Unter diesem Titel fand die „Woche der Brüderlichkeit 1993“ in einer gemeinsamen Wochenendtagung der Gesellschaft für Christlich-Jüdische Zusammenarbeit Aachen e. V. und der Bischöflichen Akademie Aachen statt, zu der Akademiedirektor Dr. Hans Hermann Henrix zahlreiche Teilnehmer begrüßen konnte.

Fast zwei Jahrtausende verkündete das Christentum seine Glaubensinhalte, oftmals losgelöst aus dem Kontext der jüdischen Tradition, und mißbrauchte zu ihrer eigenen Hervorhebung sogar die Mutterreligion als Negativfolie.

Professor Dr. J. P. Boedemaker aus Amsterdam sah einen entscheidenden Durchbruch in der vom Judentum losgelösten Christologie im 16. Jahrhundert durch die Aussage Martin Luthers gegeben, „daß Jesus Christus ein geborener Jude sey“.

Der jüdische Referent Professor Dr. Ernst Ludwig Ehrlich aus Riehen/Schweiz hob hervor, daß das Judentum im Gegensatz zum Christentum keine Dogmatik besitzt. Ein Dogma ist ein sich Festlegen am Buchstaben. Das Judentum dagegen lebt aus dem Kommentar, wodurch die heilsgeschichtlichen Ereignisse der Bibel jeweils an eine Epoche angepaßt werden können.

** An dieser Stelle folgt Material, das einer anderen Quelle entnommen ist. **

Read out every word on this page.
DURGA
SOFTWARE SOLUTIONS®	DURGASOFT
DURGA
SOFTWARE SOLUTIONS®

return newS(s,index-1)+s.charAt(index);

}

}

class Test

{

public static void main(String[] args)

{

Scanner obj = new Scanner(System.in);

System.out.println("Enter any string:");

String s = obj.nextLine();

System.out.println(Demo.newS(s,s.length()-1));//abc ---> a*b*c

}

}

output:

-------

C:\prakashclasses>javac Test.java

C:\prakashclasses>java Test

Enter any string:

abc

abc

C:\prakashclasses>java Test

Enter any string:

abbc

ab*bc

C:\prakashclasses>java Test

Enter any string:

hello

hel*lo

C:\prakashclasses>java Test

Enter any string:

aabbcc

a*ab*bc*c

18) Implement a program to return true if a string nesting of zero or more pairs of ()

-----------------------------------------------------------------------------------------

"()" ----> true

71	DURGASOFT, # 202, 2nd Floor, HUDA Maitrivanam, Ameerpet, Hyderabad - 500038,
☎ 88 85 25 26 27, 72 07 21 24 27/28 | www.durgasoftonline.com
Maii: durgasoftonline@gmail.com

Sein evangelischer Kollege, Professor Dr. Friedrich-Wilhelm Marquardt, habe etwas völlig Neues in die christliche Dogmatik hineingebracht, nämlich den Juden Jesus. Das heißt, wenn bis jetzt nur der historische Jesus in seinem Judesein herausgestellt worden ist, so hat Friedrich-Wilhelm Marquardt ihn als Juden in der christlichen Dogmatik entdeckt.

Im Mittelpunkt der Tagung standen darum auch die beiden neuesten Bücher des bekannten evangelischen Dogmatikers Friedrich-Wilhelm Marquardt „Das christliche Bekenntnis zu Jesus, dem Juden“ und „Von Elend und Heimsuchung der Theologie“. Der Autor stellt in den beiden Werken über die historische Ebene hinaus das Judesein Jesu als eschatologische Wahrheit dar und deckt innerhalb der christlichen Dogmatik ganz neue Zusammenhänge auf.

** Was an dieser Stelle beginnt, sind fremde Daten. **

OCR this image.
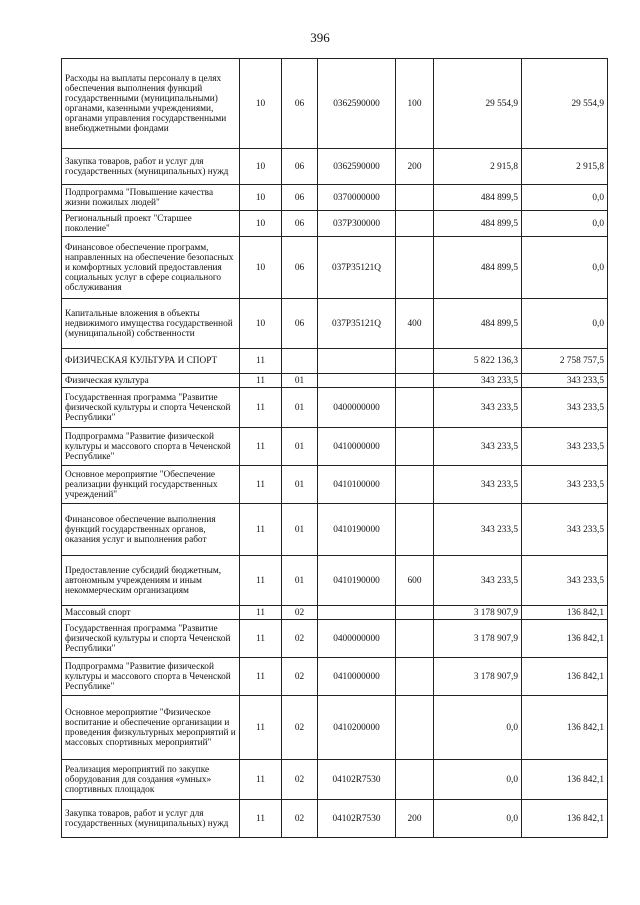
396
Расходы на выплаты персоналу в целях обеспечения выполнения функций государственными (муниципальными) органами, казенными учреждениями, органами управления государственными внебюджетными фондами	10	06	0362590000	100	29 554,9	29 554,9
Закупка товаров, работ и услуг для государственных (муниципальных) нужд	10	06	0362590000	200	2 915,8	2 915,8
Подпрограмма "Повышение качества жизни пожилых людей"	10	06	0370000000		484 899,5	0,0
Региональный проект "Старшее поколение"	10	06	037P300000		484 899,5	0,0
Финансовое обеспечение программ, направленных на обеспечение безопасных и комфортных условий предоставления социальных услуг в сфере социального обслуживания	10	06	037P35121Q		484 899,5	0,0
Капитальные вложения в объекты недвижимого имущества государственной (муниципальной) собственности	10	06	037P35121Q	400	484 899,5	0,0
ФИЗИЧЕСКАЯ КУЛЬТУРА И СПОРТ	11				5 822 136,3	2 758 757,5
Физическая культура	11	01			343 233,5	343 233,5
Государственная программа "Развитие физической культуры и спорта Чеченской Республики"	11	01	0400000000		343 233,5	343 233,5
Подпрограмма "Развитие физической культуры и массового спорта в Чеченской Республике"	11	01	0410000000		343 233,5	343 233,5
Основное мероприятие "Обеспечение реализации функций государственных учреждений"	11	01	0410100000		343 233,5	343 233,5
Финансовое обеспечение выполнения функций государственных органов, оказания услуг и выполнения работ	11	01	0410190000		343 233,5	343 233,5
Предоставление субсидий бюджетным, автономным учреждениям и иным некоммерческим организациям	11	01	0410190000	600	343 233,5	343 233,5
Массовый спорт	11	02			3 178 907,9	136 842,1
Государственная программа "Развитие физической культуры и спорта Чеченской Республики"	11	02	0400000000		3 178 907,9	136 842,1
Подпрограмма "Развитие физической культуры и массового спорта в Чеченской Республике"	11	02	0410000000		3 178 907,9	136 842,1
Основное мероприятие "Физическое воспитание и обеспечение организации и проведения физкультурных мероприятий и массовых спортивных мероприятий"	11	02	0410200000		0,0	136 842,1
Реализация мероприятий по закупке оборудования для создания «умных» спортивных площадок	11	02	04102R7530		0,0	136 842,1
Закупка товаров, работ и услуг для государственных (муниципальных) нужд	11	02	04102R7530	200	0,0	136 842,1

Durch die Einbettung der Christologie in die jüdische Tradition ist die jahrhundertelang Antijudaismen verursachende „Theorie“ der „Beerbung“ des Judentums durch das Christentum beseitigt worden. Ehrlich würdigte in diesem Zusammenhang auch Papst Johannes Paul II., der den ungekündigten Bund Gottes mit dem Volk Israel stets betont und als erster Papst in der Geschichte die Bedeutung des Talmuds hervorgehoben hat.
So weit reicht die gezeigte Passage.